Terex Cranes posts big Q1

20 March 2008

Net sales in the Terex Cranes segment for the first quarter of 2007 increased $132.1 million to $500.8 million from $368.7 million in the first quarter of 2006.

The April 2006 acquisition of 50% of Chinese crane manufacturer Sichuan Changjiang Engineering Crane Co., Ltd accounts for about 20% of the growth in net sales. Excluding the impact of currency exchange rates and this acquisition, net sales grew about 22%.

Income from operations was positively impacted by higher sales volume and prior pricing actions and increased $27.0 million to $53.0 million, or 10.6% of sales, for the first quarter of 2007, from $26.0 million, or 7.1% of sales, for the first quarter of 2006.

“Overall, the Terex Cranes segment continued to build on the significant internal growth experienced in 2006,” said Steve Filipov, Terex Cranes president. “The market for cranes worldwide remains outstanding, with increasing global demand for our products resulting in a historically high level of backlog.
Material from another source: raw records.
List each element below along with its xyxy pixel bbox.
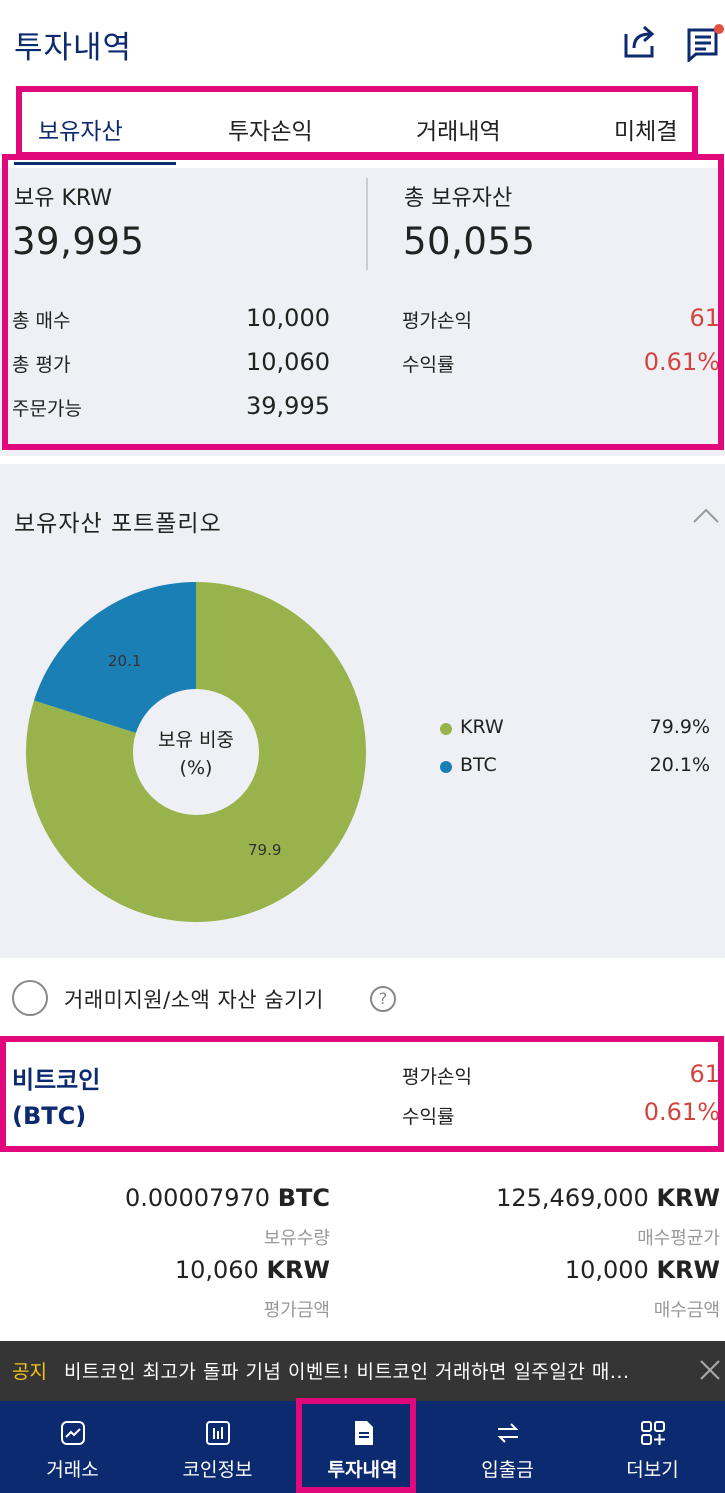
chevron-up-icon[interactable] bbox=[692, 506, 720, 526]
tab-transactions[interactable]: 거래내역 bbox=[416, 112, 501, 146]
coin-return-label: 수익률 bbox=[402, 1106, 455, 1128]
tab-unfilled[interactable]: 미체결 bbox=[614, 112, 677, 146]
return-label: 수익률 bbox=[402, 354, 455, 376]
avg-price-unit: KRW bbox=[656, 1184, 720, 1212]
help-icon[interactable]: ? bbox=[370, 986, 396, 1012]
nav-investment-history[interactable]: 투자내역 bbox=[290, 1401, 435, 1493]
total-eval-label: 총 평가 bbox=[12, 354, 71, 376]
notice-list-icon[interactable] bbox=[686, 22, 725, 62]
donut-center-line2: (%) bbox=[179, 757, 213, 779]
portfolio-title: 보유자산 포트폴리오 bbox=[14, 511, 222, 537]
coin-symbol: (BTC) bbox=[12, 1102, 87, 1130]
coin-pnl-value: 61 bbox=[689, 1060, 720, 1088]
holdings-summary: 보유 KRW 39,995 총 보유자산 50,055 총 매수 10,000 … bbox=[0, 168, 725, 456]
transfer-arrows-icon bbox=[497, 1423, 518, 1443]
total-assets-label: 총 보유자산 bbox=[404, 186, 513, 211]
donut-center-label: 보유 비중 (%) bbox=[136, 726, 256, 782]
document-icon bbox=[354, 1421, 373, 1445]
tab-profit-loss[interactable]: 투자손익 bbox=[228, 112, 313, 146]
return-value: 0.61% bbox=[643, 348, 720, 376]
asset-tabs: 보유자산 투자손익 거래내역 미체결 bbox=[0, 88, 725, 168]
pnl-label: 평가손익 bbox=[402, 310, 472, 332]
total-buy-value: 10,000 bbox=[246, 304, 330, 332]
notice-text[interactable]: 비트코인 최고가 돌파 기념 이벤트! 비트코인 거래하면 일주일간 매... bbox=[64, 1357, 630, 1384]
eval-amount: 10,060 KRW bbox=[20, 1256, 330, 1284]
holding-amount: 0.00007970 BTC bbox=[20, 1184, 330, 1212]
notice-bar[interactable]: 공지 비트코인 최고가 돌파 기념 이벤트! 비트코인 거래하면 일주일간 매.… bbox=[0, 1341, 725, 1401]
nav-deposit-withdraw-label: 입출금 bbox=[481, 1459, 534, 1481]
slice-label-krw: 79.9 bbox=[248, 841, 282, 859]
nav-deposit-withdraw[interactable]: 입출금 bbox=[435, 1401, 580, 1493]
total-buy-label: 총 매수 bbox=[12, 310, 71, 332]
pnl-value: 61 bbox=[689, 304, 720, 332]
donut-center-line1: 보유 비중 bbox=[158, 729, 234, 751]
legend-item-btc: BTC 20.1% bbox=[440, 752, 710, 782]
eval-amount-number: 10,060 bbox=[174, 1256, 259, 1284]
summary-divider bbox=[366, 178, 368, 270]
coin-pnl-label: 평가손익 bbox=[402, 1066, 472, 1088]
avg-price-label: 매수평균가 bbox=[637, 1228, 720, 1249]
hide-small-assets-row: 거래미지원/소액 자산 숨기기 ? bbox=[0, 958, 725, 1038]
notice-tag: 공지 bbox=[12, 1361, 47, 1383]
page-title: 투자내역 bbox=[14, 30, 133, 66]
app-header: 투자내역 bbox=[0, 0, 725, 88]
nav-exchange-label: 거래소 bbox=[46, 1459, 99, 1481]
nav-more-label: 더보기 bbox=[626, 1459, 679, 1481]
nav-coin-info[interactable]: 코인정보 bbox=[145, 1401, 290, 1493]
legend-pct-btc: 20.1% bbox=[649, 754, 710, 776]
slice-label-btc: 20.1 bbox=[108, 652, 142, 670]
buy-amount-label: 매수금액 bbox=[653, 1300, 720, 1321]
nav-coin-info-label: 코인정보 bbox=[182, 1459, 253, 1481]
eval-amount-label: 평가금액 bbox=[263, 1300, 330, 1321]
close-icon[interactable] bbox=[698, 1358, 722, 1382]
nav-more[interactable]: 더보기 bbox=[580, 1401, 725, 1493]
avg-price-number: 125,469,000 bbox=[496, 1184, 649, 1212]
eval-amount-unit: KRW bbox=[266, 1256, 330, 1284]
coin-detail: 0.00007970 BTC 보유수량 125,469,000 KRW 매수평균… bbox=[0, 1154, 725, 1344]
holding-amount-number: 0.00007970 bbox=[125, 1184, 271, 1212]
share-icon[interactable] bbox=[620, 22, 660, 62]
coin-return-value: 0.61% bbox=[643, 1098, 720, 1126]
tab-holdings[interactable]: 보유자산 bbox=[38, 112, 123, 146]
holding-amount-unit: BTC bbox=[277, 1184, 330, 1212]
legend-item-krw: KRW 79.9% bbox=[440, 714, 710, 744]
legend-dot-krw bbox=[440, 723, 452, 735]
nav-investment-history-label: 투자내역 bbox=[327, 1459, 398, 1481]
krw-label: 보유 KRW bbox=[14, 186, 113, 211]
legend-name-btc: BTC bbox=[460, 754, 497, 776]
legend-name-krw: KRW bbox=[460, 716, 504, 738]
exchange-chart-icon bbox=[60, 1421, 85, 1445]
buy-amount-number: 10,000 bbox=[564, 1256, 649, 1284]
orderable-value: 39,995 bbox=[246, 392, 330, 420]
hide-small-assets-label[interactable]: 거래미지원/소액 자산 숨기기 bbox=[64, 984, 324, 1014]
bottom-nav: 거래소 코인정보 투자내역 입출금 더보기 bbox=[0, 1401, 725, 1493]
total-eval-value: 10,060 bbox=[246, 348, 330, 376]
coin-info-icon bbox=[205, 1421, 230, 1445]
coin-name-korean: 비트코인 bbox=[12, 1066, 101, 1094]
coin-name: 비트코인 (BTC) bbox=[12, 1062, 100, 1134]
krw-value: 39,995 bbox=[12, 220, 145, 263]
legend-pct-krw: 79.9% bbox=[649, 716, 710, 738]
avg-price: 125,469,000 KRW bbox=[400, 1184, 720, 1212]
orderable-label: 주문가능 bbox=[12, 398, 82, 420]
coin-card-btc[interactable]: 비트코인 (BTC) 평가손익 61 수익률 0.61% bbox=[0, 1040, 725, 1150]
nav-exchange[interactable]: 거래소 bbox=[0, 1401, 145, 1493]
portfolio-section: 보유자산 포트폴리오 보유 비중 (%) 79.9 20.1 KRW 79.9%… bbox=[0, 464, 725, 958]
legend-dot-btc bbox=[440, 761, 452, 773]
hide-small-assets-radio[interactable] bbox=[12, 980, 48, 1016]
buy-amount-unit: KRW bbox=[656, 1256, 720, 1284]
buy-amount: 10,000 KRW bbox=[400, 1256, 720, 1284]
holding-amount-label: 보유수량 bbox=[263, 1228, 330, 1249]
tab-active-indicator bbox=[14, 162, 176, 165]
more-grid-icon bbox=[640, 1421, 665, 1445]
total-assets-value: 50,055 bbox=[403, 220, 536, 263]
More specifically, demand in North America continues to be strong, and increasing infrastructure and energy-related requirements in emerging economies are also driving demand.”

Filipov said that meeting demand is still a challenge. “Our factory performance continues to improve, best reflected by our income from operations for the first quarter of 2007 having more than doubled from the first quarter of 2006 on sales growth of 36%.

“Despite factory performance improvements in all crane product categories, the unprecedented current demand continues to stress our supply chain and our internal operations, such as welding capabilities.”

The order backlog for Terex Cranes alone more than doubled from $634.2 million to $1.289 billion.

“We have addressed and will continue to address the limited supply of certain components and production bottlenecks through improved coordination with our suppliers and implementation of lean principles to better utilize our manufacturing footprint,” said Filipov.